[1]:
import numpy as np
from matplotlib import pyplot as plt
import bayesmsd
import noctiluca as nl
Model-free MSD fitting
bayesmsd can fit essentially any shape of MSD to your data, so long as you can give a parametric expression for what you expect the MSD to be (such that we have finitely many parameters to vary). This would usually be based on some modelling assumptions (e.g. a Rouse model) or general physical expectations (e.g. a powerlaw). What if you don’t have such a model?
bayesmsd.lib.SplineFit provides a fitting setup for cubic splines. Cubic splines are defined by a set of node points, between which the curve is interpolated with a cubic polynomial. This works quite well for fitting free-form MSDs.
To get started, we need a dataset with non-trivial MSD. We shape this from a few powerlaws, with the exact expression (code below) not being particularly relevant for now. For added realism we introduce a bit of “dirt” into the data by sampling different trajectory lengths and randomly removing 20% of the frames.
[2]:
@bayesmsd.deco.MSDfun
def msd_theory(dt):
return ((dt**0.6 + 0.03*dt**3)**-1 + 0.01*dt**-0.2)**-0.5
def gen_traj(T, p_miss_frame=0.2):
traj = bayesmsd.gp.generate((msd_theory, 1, 1), T)[0]
traj.data[:, np.random.rand(len(traj)) < p_miss_frame, :] = np.nan
return traj
np.random.seed(29439928)
data = nl.TaggedSet((gen_traj(T) for T in np.random.geometric(1/40, size=50) + 10),
hasTags=False,
)
# Let's look at what we got
dt = np.logspace(0, 2.3, 100)
plt.plot(dt, msd_theory(dt), color='k', linewidth=2, label='ground truth')
msd_measured = nl.analysis.MSD(data)
plt.plot(np.arange(1, len(msd_measured)), msd_measured[1:], color='tab:red', label='empirical')
plt.legend()
plt.xscale('log')
plt.yscale('log')
plt.xlabel('time [frames]')
plt.ylabel('MSD [a.u.]')
plt.show()
So now, given the empirically observed MSD (red line), what can we learn about the data?

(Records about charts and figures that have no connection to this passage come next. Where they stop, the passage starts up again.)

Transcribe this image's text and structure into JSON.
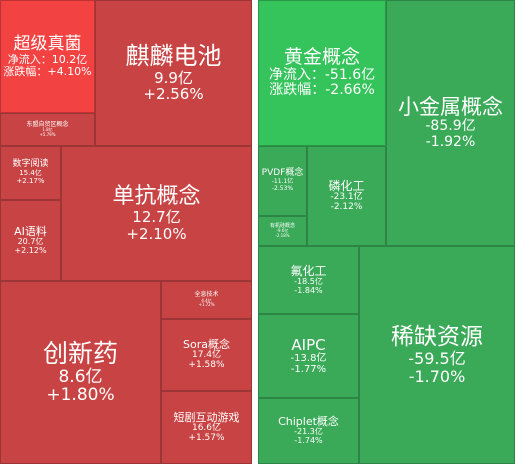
{
  "tiles": [
    {
      "name": "超级真菌",
      "flow": "净流入：10.2亿",
      "change": "涨跌幅：+4.10%"
    },
    {
      "name": "麒麟电池",
      "flow": "9.9亿",
      "change": "+2.56%"
    },
    {
      "name": "东盟自贸区概念",
      "flow": "1.8亿",
      "change": "+5.79%"
    },
    {
      "name": "数字阅读",
      "flow": "15.4亿",
      "change": "+2.17%"
    },
    {
      "name": "AI语料",
      "flow": "20.7亿",
      "change": "+2.12%"
    },
    {
      "name": "单抗概念",
      "flow": "12.7亿",
      "change": "+2.10%"
    },
    {
      "name": "创新药",
      "flow": "8.6亿",
      "change": "+1.80%"
    },
    {
      "name": "全息技术",
      "flow": "4.4亿",
      "change": "+1.72%"
    },
    {
      "name": "Sora概念",
      "flow": "17.4亿",
      "change": "+1.58%"
    },
    {
      "name": "短剧互动游戏",
      "flow": "16.6亿",
      "change": "+1.57%"
    },
    {
      "name": "黄金概念",
      "flow": "净流入：-51.6亿",
      "change": "涨跌幅：-2.66%"
    },
    {
      "name": "小金属概念",
      "flow": "-85.9亿",
      "change": "-1.92%"
    },
    {
      "name": "PVDF概念",
      "flow": "-11.1亿",
      "change": "-2.53%"
    },
    {
      "name": "磷化工",
      "flow": "-23.1亿",
      "change": "-2.12%"
    },
    {
      "name": "有机硅概念",
      "flow": "-9.6亿",
      "change": "-2.18%"
    },
    {
      "name": "氟化工",
      "flow": "-18.5亿",
      "change": "-1.84%"
    },
    {
      "name": "AIPC",
      "flow": "-13.8亿",
      "change": "-1.77%"
    },
    {
      "name": "Chiplet概念",
      "flow": "-21.3亿",
      "change": "-1.74%"
    },
    {
      "name": "稀缺资源",
      "flow": "-59.5亿",
      "change": "-1.70%"
    }
  ]
}
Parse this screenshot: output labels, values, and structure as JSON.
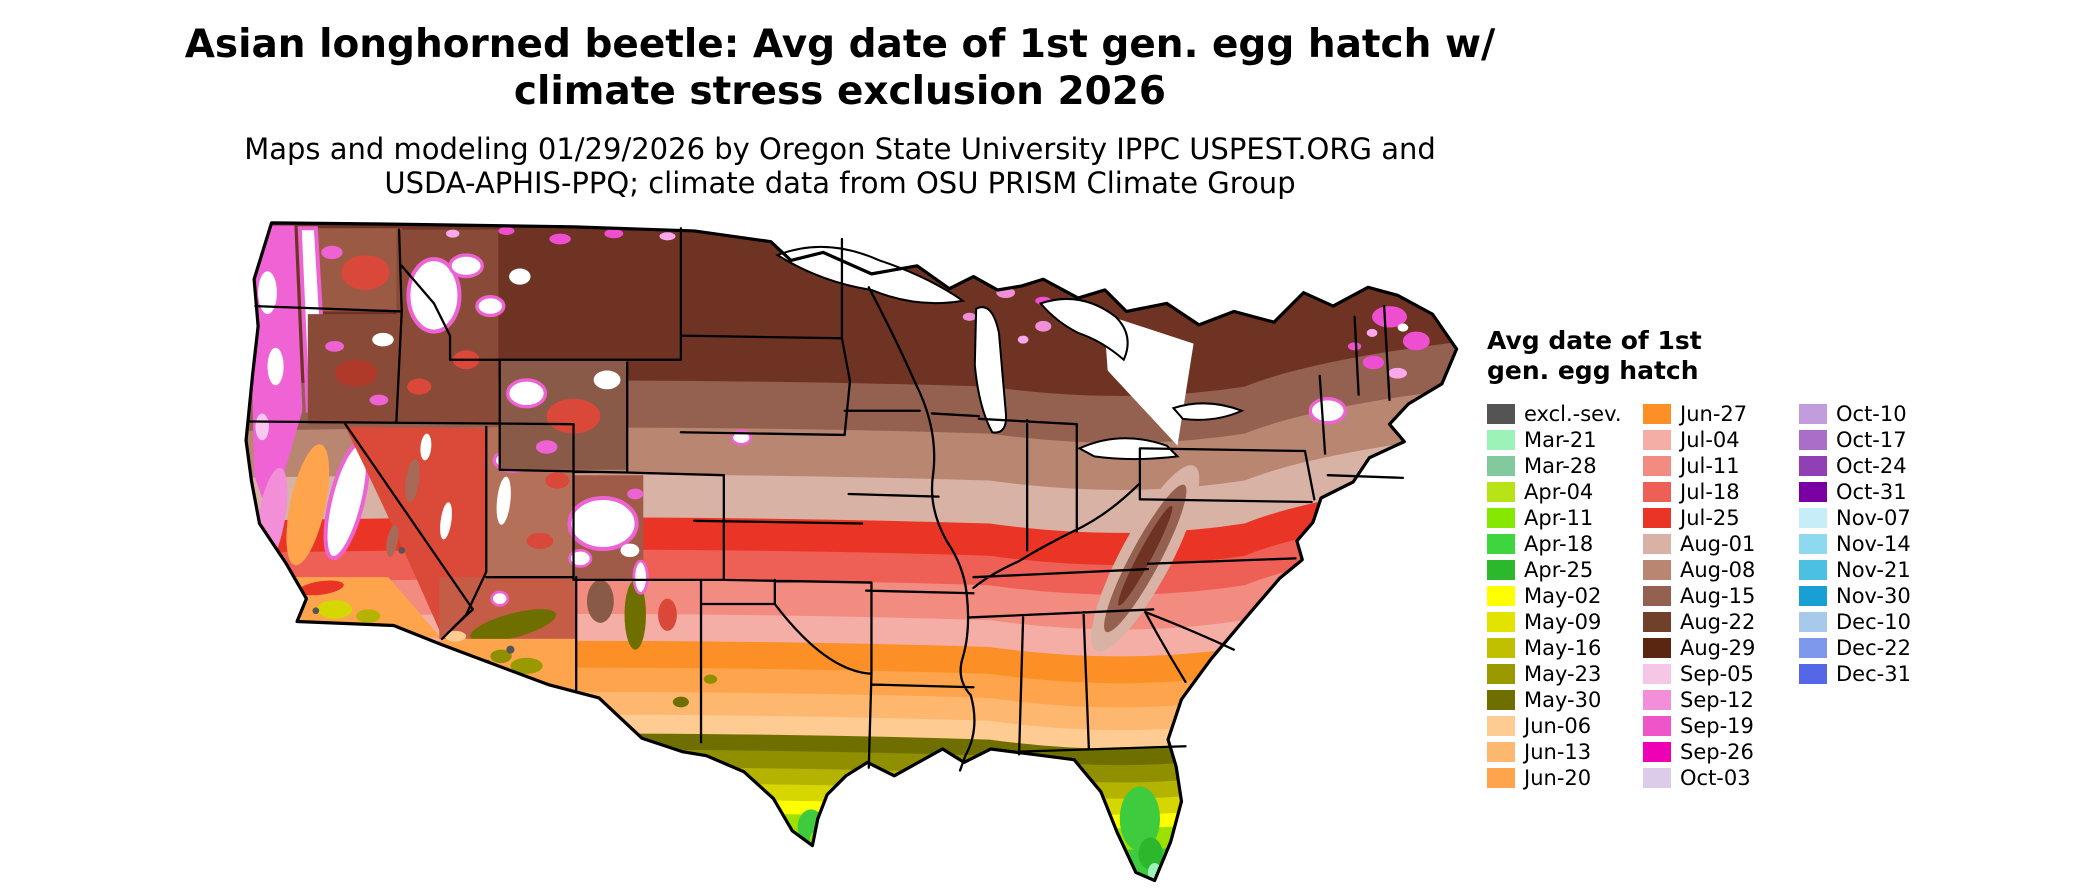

Let’s fit a few splines to this, with increasing flexibility (i.e. number n of spline points):
[3]:
# First fit: n = 2 spline points
fit = bayesmsd.lib.SplineFit(data, ss_order=1, n=2)
results = [fit.run(show_progress=True)]
# Run fits with more spline points
# SplineFit can use a previously run instance (with fewer points)
# as inital condition; this speeds up convergence and ensures consistency
for n in range(3, 7):
print(f"n = {n}")
fit = bayesmsd.lib.SplineFit(data, ss_order=1, n=n,
previous_spline_fit_and_result=(fit, results[-1]),
)
results.append(fit.run(show_progress=True))
n = 3
n = 4
n = 5
n = 6
[4]:
# Plot everything
dt = np.logspace(0, 2.3, 100)
plt.plot(dt, msd_theory(dt), color='k', linewidth=2, label='ground truth')
msd_measured = nl.analysis.MSD(data)
plt.plot(np.arange(1, len(msd_measured)), msd_measured[1:], color='tab:red', label='empirical')
for n, res in enumerate(results, start=2):
fit = bayesmsd.lib.SplineFit(data, ss_order=1, n=n)
msd_fitted = fit.MSD(res['params'], dt)
plt.plot(dt, msd_fitted,
label=f'n = {n}',
)
plt.legend()
plt.xscale('log')
plt.yscale('log')
plt.xlabel('time [frames]')
plt.ylabel('MSD [a.u.]')
plt.show()
We can clearly see how the spline starts approximating the true curve as we add more spline points, and converges around n = 4. We can use the Akaike Information Criterion to pick one “best” fit:
[5]:
aic = []
for n, res in enumerate(results, start=2):
fit = bayesmsd.lib.SplineFit(data, ss_order=1, n=n)
aic.append(-2*(res['logL'] - len(fit.independent_parameters())))
n = np.arange(len(aic))+2
plt.plot(n, aic)
plt.xticks(n)
plt.xlabel('n')
plt.ylabel('AIC')
plt.title('AIC for spline fits')
plt.show()
According to this metric, the fit with n=5 points is the best one (lowest AIC). As can be seen in the plot above, qualitatively this reproduces the theoretical MSD quite well. Quantitatively there is a slight mismatch towards the end, which is presumably due to only very little data out there. We will learn in an upcoming tutorial how to check that this is indeed the case, by using the Profiler class to put error bars on our fitted MSDs.